I think you're exaggerating on the 20 minutes. It's a common phenomenon that something that seems tedious can make us feel like there's a lot of time spent; so if an investigator spends just 3 minutes -- which is 180 seconds -- rummaging through an office to find something, that can seem like a lot longer than it really is. Just set a timer for 3 minutes and then go through the motions of pretending to look for something in your study or office. You'll see you can get a lot done -- many drawers opened and closed, books taken off shelves & rifled through, cabinets opened etc.

And that reminds me, closely related to this pet peeve of mine, is when the investigator is presented with an office that has like a whole wall of books with maybe 100 books there and all he does is take down like four random books and leaf through the pages when the thing he's looking for could easily be in one of the other books. Of course one doesn't want the movie to show them looking at every piece and article in an office, that can be indicated otherwise indirectly, and I don't mind that. But what I do mind is them FINDING something when they've only done a cursory search of 15 seconds. So again, 3 minutes goes a long way and can at least give a plausible credible appearance of someone really looking for something. Similarly when the protagonist is trying to find a secret passageway or hidden door -- same thing and same annoyance.



So sick (ha) of people barfing into toilets for whatever reason & then getting up without washing their hands or brushing their teeth. Gag.
__________________
I’m here only on Mondays, Wednesdays & Fridays. That’s why I’m here now.



Another movie cliche that annoys me is how they choreograph fisticuffs = two people having a fistfight (doesn't matter what kind, whether it's improvised, street fighting, mixed martial arts, whatever). The annoying factor is when they have one guy delivering unbelievably powerful blows to his opponent in various ways -- smashing his head against a counter, slamming him on the ground whatever -- and instead of these powerful blows slowing the person down he just gets back up and then delivers similarly powerful blows to the other guy. It's like the director has no conception of how to include in the choreographing the impact that some of the violence is having -- because all he cares about is continuing to have them fight, not factoring in plausibility. Surely there's a way to do both!!! I refuse to believe that you can't do both, it might take a little longer it might require a little imagination and creativity in choreographing but for **** sake it's not plausible what they do most of the time.

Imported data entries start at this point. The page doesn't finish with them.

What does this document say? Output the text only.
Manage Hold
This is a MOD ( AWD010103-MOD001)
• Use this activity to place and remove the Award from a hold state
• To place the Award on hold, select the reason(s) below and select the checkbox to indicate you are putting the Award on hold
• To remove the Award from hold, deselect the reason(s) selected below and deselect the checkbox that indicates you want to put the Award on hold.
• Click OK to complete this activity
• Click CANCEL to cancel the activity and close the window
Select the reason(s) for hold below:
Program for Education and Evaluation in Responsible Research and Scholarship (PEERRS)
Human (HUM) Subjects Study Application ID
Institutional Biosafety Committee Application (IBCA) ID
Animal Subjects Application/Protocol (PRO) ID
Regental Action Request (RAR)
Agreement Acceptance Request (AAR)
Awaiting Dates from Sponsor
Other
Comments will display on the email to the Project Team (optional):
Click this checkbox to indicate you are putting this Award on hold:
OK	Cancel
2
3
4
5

PS: One of my favorite fight scenes was two naked guys in a sauna in the David Cronenberg movie Eastern Promises.



PS: One of my favorite fight scenes was two naked guys in a sauna in the David Cronenberg movie Eastern Promises.

A great moment of being "literally figurative." Viggo felt naked and vulnerable because he was naked and vulnerable. This is was an instance of appropriate nudity in a film. It had a point and heightened the moment. Great scene.



A great moment of being "literally figurative." Viggo felt naked and vulnerable because he was naked and vulnerable. This is was an instance of appropriate nudity in a film. It had a point and heightened the moment. Great scene.

It was also amazing choreography. I wonder how much of that is due to Cronenberg himself, and how much is due to the talent of the two actors? What makes the choreography amazing is how could two actors grapple and throw each other around so violently when they're both naked and everything in the room is hard tile and ceramic? And ostensibly no stuntman involved, though I suppose it's possible that they cleverly snuk that in which can get by an ordinary movie viewer like me.



Movie Forums Squirrel Jumper
One cliche in 80s action movies, involving druglords, the filmmakers feel they always had to have a character explain what a Columbian neckie was.